Marie-Elise Lecoq: The Living Atlases Community
Nicky Nicholson
Curtis Dyreson & Neil Cobb: Symbiota2: Promoting FAIRness in biodiversity databases and developing “Extended Specimen” pathways
This talk discusses data management standards and practices in Symbiota2 from the values stored in a database to values in a knowledge graph. Symbiota2 a biodiversity collection management system that is a rewrite of Symbiota, one of the most popular biodiversity database applications. Symbiota2 is primarily used to store and manage specimen collection data. Data in Symbiota2 is stored and managed by a relational database. Some of the data can be exported formatted to the Darwin Core standard for integration with other datasets. Symbiota2 also provides web services to interact with the data at a more abstract level, documented using the OpenAPI standard. Finally, Symbiota2 produces a knowledge graph using the R2RML standard. An emerging focus will be to accommodate data created as part of the “Extended Specimen” phase of US collection digitization (e.g., genetics, traits, phylogenetics) and integrate specimen-based data with environmental data.
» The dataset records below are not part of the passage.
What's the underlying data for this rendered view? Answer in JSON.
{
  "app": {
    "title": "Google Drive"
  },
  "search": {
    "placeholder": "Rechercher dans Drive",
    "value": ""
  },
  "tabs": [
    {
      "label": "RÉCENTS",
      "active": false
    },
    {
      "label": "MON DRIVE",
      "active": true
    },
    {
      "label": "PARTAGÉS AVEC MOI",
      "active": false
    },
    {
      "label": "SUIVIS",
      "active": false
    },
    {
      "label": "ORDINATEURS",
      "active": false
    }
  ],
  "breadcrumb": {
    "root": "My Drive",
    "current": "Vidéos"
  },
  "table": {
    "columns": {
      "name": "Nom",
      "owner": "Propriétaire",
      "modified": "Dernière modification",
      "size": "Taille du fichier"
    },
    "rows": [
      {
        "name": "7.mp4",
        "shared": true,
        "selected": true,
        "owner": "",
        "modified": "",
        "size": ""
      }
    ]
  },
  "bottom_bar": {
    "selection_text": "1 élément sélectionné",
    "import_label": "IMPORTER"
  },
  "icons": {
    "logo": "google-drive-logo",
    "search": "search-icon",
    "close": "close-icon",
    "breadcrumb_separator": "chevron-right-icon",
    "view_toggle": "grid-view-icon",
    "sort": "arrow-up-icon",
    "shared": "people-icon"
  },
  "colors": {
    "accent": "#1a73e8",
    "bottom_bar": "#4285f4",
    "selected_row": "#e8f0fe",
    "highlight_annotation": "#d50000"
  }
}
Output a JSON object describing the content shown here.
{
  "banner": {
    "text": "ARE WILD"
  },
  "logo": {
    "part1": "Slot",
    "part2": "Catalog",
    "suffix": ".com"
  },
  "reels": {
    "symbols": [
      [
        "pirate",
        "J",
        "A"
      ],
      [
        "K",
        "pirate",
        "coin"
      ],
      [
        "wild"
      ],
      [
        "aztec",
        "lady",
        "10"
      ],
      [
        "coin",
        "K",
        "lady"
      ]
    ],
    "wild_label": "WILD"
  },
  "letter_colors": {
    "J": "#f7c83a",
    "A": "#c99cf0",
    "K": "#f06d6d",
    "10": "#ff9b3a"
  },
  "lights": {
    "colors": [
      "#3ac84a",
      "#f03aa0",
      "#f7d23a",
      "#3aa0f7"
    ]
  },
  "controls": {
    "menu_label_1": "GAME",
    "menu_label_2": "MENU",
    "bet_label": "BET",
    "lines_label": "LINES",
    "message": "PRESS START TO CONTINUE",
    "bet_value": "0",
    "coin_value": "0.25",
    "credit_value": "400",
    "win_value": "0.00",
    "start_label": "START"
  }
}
Megan Cromwell: Video Data Solutions: Standard Biological Data Quantification and Data Accessibility with Machine Learning Techniques
Video data are qualitative data that are time consuming to analyze, standardize, and archive in a user friendly manner. Over the last 12 years, the NOAA National Centers for Environmental Data Management has collaborated with the NOAA Office of Ocean Exploration and Research and their partners to systematically work through many of these challenges. We have learned that standard annotations offer a key to finding and reusing these data for scientific analysis. Machine Learning techniques are opening the doorway for annotating these data without the heavy human time commitment typically required. Partners from NOAA, Academia and non-Governmental Organizations (NGOs)have begun developing annotation methodologies through student crowd-sourced projects that will eventually resolve the many challenges associated with biological imagery annotation, for the benefit of data access and reuse.